DİYANET İşleri Başkanlığı bu yıl içinde kadınların camiye gelmesi konusunda üç ayrı Cuma hutbesi okutmuştur. Kadınları camilere doldurmak Kur’ana, Sünnete, Şeriata, fıkha, Ehl-i Sünnete kesinlikle aykırıdır.Diyanet, üç yıl evvel bir Ramazan gecesinde, Ankara Hacı Bayram Camii’ne erkekleri sokmamak, mabedi sadece kadınlarla doldurmak suretiyle çok yanlış, çok aykırı bir iş yapmıştı.
İnkar edilemez bir gerçektir ki, son yıllarda Ehl-i Sünnet dışı iki çok bozuk cereyan ve bid’at mezhebi Diyanet’e sızmıştır. Bunların biri Pakistanlı Fazlurrahman’ın Tarihsellik Mezhebi’dir, diğeri İslam Feminizmi’dir. Bunların ikisi de Ehl-i Sünnet dışıdır.

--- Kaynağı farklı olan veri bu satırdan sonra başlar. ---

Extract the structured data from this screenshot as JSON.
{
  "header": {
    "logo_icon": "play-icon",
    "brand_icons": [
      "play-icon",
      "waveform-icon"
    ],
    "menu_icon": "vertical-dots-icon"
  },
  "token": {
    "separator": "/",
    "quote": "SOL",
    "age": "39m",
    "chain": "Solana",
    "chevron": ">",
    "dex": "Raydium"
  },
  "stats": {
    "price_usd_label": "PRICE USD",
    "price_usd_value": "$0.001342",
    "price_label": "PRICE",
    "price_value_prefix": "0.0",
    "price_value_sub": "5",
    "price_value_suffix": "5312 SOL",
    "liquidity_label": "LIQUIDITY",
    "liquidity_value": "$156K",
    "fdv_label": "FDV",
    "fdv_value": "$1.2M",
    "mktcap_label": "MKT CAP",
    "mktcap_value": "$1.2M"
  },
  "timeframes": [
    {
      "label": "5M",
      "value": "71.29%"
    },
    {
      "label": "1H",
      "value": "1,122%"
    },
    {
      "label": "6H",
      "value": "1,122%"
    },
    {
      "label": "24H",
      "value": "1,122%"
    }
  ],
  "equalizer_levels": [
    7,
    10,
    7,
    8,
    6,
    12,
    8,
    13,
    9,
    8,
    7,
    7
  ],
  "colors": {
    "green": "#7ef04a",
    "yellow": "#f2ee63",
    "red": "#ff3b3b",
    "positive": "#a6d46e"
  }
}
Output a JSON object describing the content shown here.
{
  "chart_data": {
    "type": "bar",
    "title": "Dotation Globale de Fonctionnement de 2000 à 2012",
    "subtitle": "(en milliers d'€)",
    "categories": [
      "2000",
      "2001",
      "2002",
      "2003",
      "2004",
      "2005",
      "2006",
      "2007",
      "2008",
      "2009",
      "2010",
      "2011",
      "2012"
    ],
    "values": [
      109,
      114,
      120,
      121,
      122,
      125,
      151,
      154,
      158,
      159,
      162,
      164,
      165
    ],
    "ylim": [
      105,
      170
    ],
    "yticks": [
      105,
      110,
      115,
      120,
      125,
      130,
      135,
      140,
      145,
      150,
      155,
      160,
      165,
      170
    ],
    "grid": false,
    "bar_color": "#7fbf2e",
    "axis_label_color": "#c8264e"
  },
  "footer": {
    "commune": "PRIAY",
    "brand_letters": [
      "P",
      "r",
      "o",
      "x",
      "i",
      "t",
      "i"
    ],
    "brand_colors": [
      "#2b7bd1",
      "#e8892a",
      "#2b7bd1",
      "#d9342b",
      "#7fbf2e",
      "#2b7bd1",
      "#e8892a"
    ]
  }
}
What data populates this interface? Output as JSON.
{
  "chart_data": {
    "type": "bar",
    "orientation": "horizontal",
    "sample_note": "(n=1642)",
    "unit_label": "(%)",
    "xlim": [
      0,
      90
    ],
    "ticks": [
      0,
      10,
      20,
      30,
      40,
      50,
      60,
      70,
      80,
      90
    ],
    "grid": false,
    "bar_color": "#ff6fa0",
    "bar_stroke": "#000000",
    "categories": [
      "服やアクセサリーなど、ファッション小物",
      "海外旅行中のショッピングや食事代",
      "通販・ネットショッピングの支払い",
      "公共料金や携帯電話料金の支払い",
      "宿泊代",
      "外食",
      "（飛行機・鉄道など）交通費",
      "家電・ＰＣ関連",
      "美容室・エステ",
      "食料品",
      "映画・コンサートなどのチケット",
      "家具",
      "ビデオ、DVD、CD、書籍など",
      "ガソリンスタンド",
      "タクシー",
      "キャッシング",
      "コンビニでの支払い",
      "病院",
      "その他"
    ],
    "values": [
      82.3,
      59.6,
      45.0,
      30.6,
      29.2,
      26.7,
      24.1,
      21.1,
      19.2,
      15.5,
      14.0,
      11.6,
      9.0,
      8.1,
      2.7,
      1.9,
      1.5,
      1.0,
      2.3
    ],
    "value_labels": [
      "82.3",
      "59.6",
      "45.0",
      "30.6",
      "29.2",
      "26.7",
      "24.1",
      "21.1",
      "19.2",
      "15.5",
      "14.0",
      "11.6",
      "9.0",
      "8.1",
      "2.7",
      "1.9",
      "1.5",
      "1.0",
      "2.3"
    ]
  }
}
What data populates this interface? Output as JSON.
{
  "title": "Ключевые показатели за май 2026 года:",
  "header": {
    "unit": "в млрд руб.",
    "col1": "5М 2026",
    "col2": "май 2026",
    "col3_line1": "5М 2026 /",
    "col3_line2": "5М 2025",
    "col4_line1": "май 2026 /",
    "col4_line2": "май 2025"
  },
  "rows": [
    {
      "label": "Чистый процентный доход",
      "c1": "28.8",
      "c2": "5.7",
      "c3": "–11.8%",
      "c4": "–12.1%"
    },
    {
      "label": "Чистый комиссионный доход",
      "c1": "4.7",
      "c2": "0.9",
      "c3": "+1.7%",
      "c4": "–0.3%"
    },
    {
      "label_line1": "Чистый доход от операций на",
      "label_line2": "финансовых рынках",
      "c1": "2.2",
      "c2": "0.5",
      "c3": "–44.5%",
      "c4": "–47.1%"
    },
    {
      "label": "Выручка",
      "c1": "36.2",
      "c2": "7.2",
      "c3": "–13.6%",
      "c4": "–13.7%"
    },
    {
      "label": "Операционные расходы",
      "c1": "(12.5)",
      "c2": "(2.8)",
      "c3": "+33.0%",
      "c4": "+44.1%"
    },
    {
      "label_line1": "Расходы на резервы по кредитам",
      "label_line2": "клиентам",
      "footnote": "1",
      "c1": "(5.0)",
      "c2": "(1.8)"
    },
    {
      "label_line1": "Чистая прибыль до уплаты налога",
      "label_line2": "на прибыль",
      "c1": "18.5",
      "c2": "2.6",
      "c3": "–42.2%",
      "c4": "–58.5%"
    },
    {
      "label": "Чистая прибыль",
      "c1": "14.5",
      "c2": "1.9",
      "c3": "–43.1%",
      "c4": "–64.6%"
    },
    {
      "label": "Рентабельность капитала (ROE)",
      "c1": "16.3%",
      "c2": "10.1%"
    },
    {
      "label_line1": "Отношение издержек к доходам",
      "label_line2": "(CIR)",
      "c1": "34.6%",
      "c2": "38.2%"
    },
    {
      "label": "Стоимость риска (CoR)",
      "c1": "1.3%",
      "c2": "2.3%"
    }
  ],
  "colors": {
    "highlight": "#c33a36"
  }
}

Ehl-i Sünnetin kadınlar ve camiler konusundaki hükümleri şunlardır:

1. Kadınların camileri evleridir, beş vakit namazı evlerinde kılmaları efdaldir.
2. Genç, güzel ve erkeklerin kötü bakışlarını çekecek kadınların camiye zaruretsiz gelmeleri tahrimen mekruhtur.
3. Fıkıh kitaplarımız öğle, ikindi ve yatsı namazlarında kadınların camilere gelmemesinin uygun olacağını yazıyor. Çünkü bu iki vakitte, kalabalığa karışarak ibadet mekânlarına münafıklar da gelebilir ve kadınlara fena niyetlerle bakabilir. Onlar (münafıklar) sabah namazlarında uyur, akşam namazlarında yemekle meşgul olur.
4. Lüzum ve zaruret varsa Müslüman kadınlar, camilerin kendilerine ayrılmış bölümlerine gelerek elbette namazlarını kılabilir, va’zu nasihat dinleyebilir. Ancak bu esnada haram ve tahrimen mekruh olan nâ-meşru hareketlerden kaçınmalıdır.
5. Dinimiz kadınların camilere gelmelerine ruhsat vermiştir ama evlerinde kılmaları efdaldir.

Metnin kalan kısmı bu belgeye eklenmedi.